In accordance with paragraph 13 of resolution 1822 (2008) and subsequent related resolutions, the ISIL (Da'esh) and Al-Qaida Sanctions Committee makes accessible a narrative summary of reasons for the listing for individuals, groups, undertakings and entities included in the ISIL (Da'esh) and Al-Qaida Sanctions List.
Al-Haramain Foundation (Pakistan) was listed on 26 January 2004 pursuant to paragraphs 1 and 4 of resolution 1455 (2003) as being associated with Al-Qaida, Usama bin Laden or the Taliban for “participating in the financing, planning, facilitating, preparing or perpetrating of acts or activities by, in conjunction with, under the name of, on behalf or in support of” Al-Qaida (QDe.004).
Al-Haramain Foundation (Pakistan) provided financial, material and logistical support to the Al-Qaida (QDe.004) network.
Al-Haramain Foundation (Pakistan) was a branch of the Saudi Arabia-based Al-Haramain Islamic Foundation which presented itself as a private, charitable and educational non-governmental organization. When viewed as a single entity, Al-Haramain was one of the principal NGOs active throughout the world providing support for the Al-Qaida network. Funding generally came from individual benefactors and special campaigns which targeted selected business entities around the world.

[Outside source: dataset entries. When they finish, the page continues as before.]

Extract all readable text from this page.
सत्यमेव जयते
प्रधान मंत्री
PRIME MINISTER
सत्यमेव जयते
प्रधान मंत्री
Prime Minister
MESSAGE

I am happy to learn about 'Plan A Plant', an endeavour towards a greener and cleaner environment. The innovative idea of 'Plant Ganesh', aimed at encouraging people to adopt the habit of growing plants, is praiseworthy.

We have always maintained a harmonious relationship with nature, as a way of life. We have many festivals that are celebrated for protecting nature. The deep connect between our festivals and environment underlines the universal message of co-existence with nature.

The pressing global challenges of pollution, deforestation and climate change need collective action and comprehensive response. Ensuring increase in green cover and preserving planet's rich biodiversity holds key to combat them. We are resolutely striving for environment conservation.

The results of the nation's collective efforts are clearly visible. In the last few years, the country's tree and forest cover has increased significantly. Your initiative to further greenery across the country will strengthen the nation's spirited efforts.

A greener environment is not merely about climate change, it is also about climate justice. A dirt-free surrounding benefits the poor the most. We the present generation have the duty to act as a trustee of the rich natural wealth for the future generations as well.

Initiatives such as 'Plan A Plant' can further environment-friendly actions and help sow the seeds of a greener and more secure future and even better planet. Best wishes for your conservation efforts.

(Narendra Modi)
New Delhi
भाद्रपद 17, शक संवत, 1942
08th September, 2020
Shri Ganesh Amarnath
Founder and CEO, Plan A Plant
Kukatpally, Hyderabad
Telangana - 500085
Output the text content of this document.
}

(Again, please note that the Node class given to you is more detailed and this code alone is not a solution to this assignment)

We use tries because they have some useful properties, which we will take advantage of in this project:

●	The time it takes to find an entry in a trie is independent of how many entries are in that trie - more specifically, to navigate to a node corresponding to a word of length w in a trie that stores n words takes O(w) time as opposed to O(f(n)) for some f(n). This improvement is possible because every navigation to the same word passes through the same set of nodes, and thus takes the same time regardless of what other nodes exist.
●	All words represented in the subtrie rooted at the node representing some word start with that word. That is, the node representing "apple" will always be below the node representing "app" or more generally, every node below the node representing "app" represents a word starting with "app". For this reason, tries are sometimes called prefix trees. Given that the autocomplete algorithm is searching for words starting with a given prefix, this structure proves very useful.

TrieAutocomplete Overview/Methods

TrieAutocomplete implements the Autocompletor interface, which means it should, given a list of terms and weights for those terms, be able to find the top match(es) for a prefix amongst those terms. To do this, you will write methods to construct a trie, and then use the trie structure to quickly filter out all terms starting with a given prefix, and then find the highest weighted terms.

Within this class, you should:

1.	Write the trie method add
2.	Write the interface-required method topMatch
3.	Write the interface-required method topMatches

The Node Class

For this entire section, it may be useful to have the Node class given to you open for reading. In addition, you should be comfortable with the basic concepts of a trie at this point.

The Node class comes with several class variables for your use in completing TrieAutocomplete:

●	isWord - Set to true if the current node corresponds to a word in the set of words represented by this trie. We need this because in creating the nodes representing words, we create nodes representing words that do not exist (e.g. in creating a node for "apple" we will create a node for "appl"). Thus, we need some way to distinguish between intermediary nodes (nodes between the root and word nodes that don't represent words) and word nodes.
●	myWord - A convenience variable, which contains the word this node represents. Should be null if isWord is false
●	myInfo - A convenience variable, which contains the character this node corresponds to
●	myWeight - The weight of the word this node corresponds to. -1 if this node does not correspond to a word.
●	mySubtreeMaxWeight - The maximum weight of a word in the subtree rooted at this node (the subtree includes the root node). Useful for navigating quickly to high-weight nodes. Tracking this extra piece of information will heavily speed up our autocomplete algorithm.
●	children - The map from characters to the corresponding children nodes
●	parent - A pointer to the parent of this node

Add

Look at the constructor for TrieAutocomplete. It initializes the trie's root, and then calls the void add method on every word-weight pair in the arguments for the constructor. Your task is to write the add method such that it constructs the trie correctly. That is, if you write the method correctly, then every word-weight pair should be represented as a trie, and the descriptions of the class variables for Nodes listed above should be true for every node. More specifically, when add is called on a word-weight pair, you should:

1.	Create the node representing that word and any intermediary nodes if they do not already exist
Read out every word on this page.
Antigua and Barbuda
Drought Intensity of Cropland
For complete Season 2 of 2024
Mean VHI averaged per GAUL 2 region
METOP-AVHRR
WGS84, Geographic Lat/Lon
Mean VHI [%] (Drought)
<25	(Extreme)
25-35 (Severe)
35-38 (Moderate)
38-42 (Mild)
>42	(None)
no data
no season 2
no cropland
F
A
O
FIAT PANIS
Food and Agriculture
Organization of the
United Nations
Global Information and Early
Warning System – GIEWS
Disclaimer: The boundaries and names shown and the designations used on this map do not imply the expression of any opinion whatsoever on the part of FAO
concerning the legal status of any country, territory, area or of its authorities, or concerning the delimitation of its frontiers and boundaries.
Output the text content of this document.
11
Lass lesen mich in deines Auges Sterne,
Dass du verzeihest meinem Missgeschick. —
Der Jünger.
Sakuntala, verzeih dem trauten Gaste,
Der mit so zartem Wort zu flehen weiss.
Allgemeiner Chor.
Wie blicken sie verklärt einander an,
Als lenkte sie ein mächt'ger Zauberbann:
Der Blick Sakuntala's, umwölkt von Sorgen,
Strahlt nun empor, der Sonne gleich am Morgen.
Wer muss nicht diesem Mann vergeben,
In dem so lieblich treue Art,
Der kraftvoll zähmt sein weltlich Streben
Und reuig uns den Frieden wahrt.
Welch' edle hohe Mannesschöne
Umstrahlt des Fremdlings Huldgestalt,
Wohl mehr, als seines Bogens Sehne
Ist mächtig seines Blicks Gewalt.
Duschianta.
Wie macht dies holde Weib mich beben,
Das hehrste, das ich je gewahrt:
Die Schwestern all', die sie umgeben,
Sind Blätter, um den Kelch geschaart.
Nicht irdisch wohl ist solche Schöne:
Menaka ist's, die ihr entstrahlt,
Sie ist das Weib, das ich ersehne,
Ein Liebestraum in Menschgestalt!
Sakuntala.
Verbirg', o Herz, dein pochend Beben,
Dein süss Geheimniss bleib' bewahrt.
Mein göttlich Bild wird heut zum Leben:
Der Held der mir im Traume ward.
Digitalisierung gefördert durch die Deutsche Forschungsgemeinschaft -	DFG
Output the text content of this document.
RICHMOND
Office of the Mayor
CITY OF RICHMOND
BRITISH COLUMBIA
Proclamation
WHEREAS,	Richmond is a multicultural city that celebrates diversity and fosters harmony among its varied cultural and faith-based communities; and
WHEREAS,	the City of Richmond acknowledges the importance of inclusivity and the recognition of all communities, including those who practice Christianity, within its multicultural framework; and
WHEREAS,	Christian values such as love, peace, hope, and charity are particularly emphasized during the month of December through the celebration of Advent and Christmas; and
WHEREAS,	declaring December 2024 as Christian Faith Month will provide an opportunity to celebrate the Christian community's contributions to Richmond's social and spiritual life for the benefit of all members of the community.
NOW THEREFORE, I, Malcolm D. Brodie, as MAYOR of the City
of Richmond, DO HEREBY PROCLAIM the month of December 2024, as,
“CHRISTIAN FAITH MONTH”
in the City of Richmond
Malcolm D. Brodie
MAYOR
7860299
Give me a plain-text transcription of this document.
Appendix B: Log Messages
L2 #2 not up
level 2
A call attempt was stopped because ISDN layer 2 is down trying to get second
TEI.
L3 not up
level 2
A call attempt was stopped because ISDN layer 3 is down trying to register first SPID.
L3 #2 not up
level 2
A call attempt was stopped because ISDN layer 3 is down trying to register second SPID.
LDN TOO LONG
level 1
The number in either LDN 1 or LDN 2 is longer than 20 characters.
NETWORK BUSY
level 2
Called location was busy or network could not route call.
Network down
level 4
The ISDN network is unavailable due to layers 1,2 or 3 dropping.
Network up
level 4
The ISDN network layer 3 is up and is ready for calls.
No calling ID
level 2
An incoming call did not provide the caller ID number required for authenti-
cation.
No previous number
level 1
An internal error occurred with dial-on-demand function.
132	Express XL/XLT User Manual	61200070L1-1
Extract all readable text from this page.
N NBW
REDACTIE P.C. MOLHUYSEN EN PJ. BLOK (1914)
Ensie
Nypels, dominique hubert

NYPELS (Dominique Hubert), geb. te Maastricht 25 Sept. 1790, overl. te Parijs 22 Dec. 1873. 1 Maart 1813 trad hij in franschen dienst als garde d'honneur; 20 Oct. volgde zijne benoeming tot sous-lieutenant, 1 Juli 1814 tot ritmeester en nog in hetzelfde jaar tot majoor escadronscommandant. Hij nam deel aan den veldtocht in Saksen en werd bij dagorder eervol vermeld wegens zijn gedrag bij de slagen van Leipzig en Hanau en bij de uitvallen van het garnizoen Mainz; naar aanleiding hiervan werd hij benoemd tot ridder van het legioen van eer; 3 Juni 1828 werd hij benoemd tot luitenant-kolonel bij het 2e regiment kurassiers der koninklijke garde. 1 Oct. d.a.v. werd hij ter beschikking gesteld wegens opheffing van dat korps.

The Al-Haramain branches in Bosnia and Herzegovina (QDe.071), Somalia (QDe.072), Indonesia (QDe.103), Kenya (QDe.105), Tanzania (QDe.106), Pakistan, Afghanistan (QDe.110), Albania (QDe.111), Bangladesh (QDe.112), Ethiopia (QDe.113), the Netherlands (QDe.114), and the Union of the Comoros (QDe.116) have provided financial, material and/or technological support to the Al-Qaida network, including Jemaah Islamiyah (QDe.092), Al-Itihaad al-Islamiya /AIAI (QDe.002), the Egyptian Islamic Jihad (QDe.003) and Lashkar-e-Tayyiba (QDe.118). These terrorist organizations received funding from Al-Haramain and used Al-Haramain as a front for fundraising and operational activities.
Sometime in 2000, an Al-Haramain Foundation (AHF) representative in Karachi, Pakistan, met Zelimkhan Ahmedovich Yandarbiev (deceased). The AHF representative and Yandarbiev discussed and resolved the issue of delivering Zenit missiles, Sting anti-aircraft missiles and hand-held anti-tank weapons to Chechnya, Russian Federation.
Before the removal of the Taliban from power in Afghanistan, AHF in Pakistan supported the Taliban and other groups. It was linked to Maktab al-Khidamat (MK) (QDe.012), an organization financed by Usama bin Laden (deceased). In one instance, some time in 2000, the MK director instructed funds to be deposited in AHF accounts in Pakistan and transferred to other accounts.
At least two former AHF employees who worked in Pakistan have ties to Al-Qaida. As at January 2004, one AHF employee in Pakistan was detained under United States custody on suspicion of financing Al-Qaida operations. Another former AHF employee in Islamabad was an Al-Qaida member who planned to carry out several terrorist operations in the United States. In January 2001, extremists with ties to individuals associated with a fugitive lieutenant of Usama bin Laden (deceased) were indirectly involved with the Pakistani branch of AHF.
As at late 2002, a senior member of AHF in Pakistan, who is also reported to be a facilitator on behalf of Usama bin Laden (deceased), was operating a human smuggling ring to facilitate travel of Al-Qaida members and their families out of Afghanistan to various other countries.
AHF in Pakistan also has supported Lashkar-e-Tayyiba.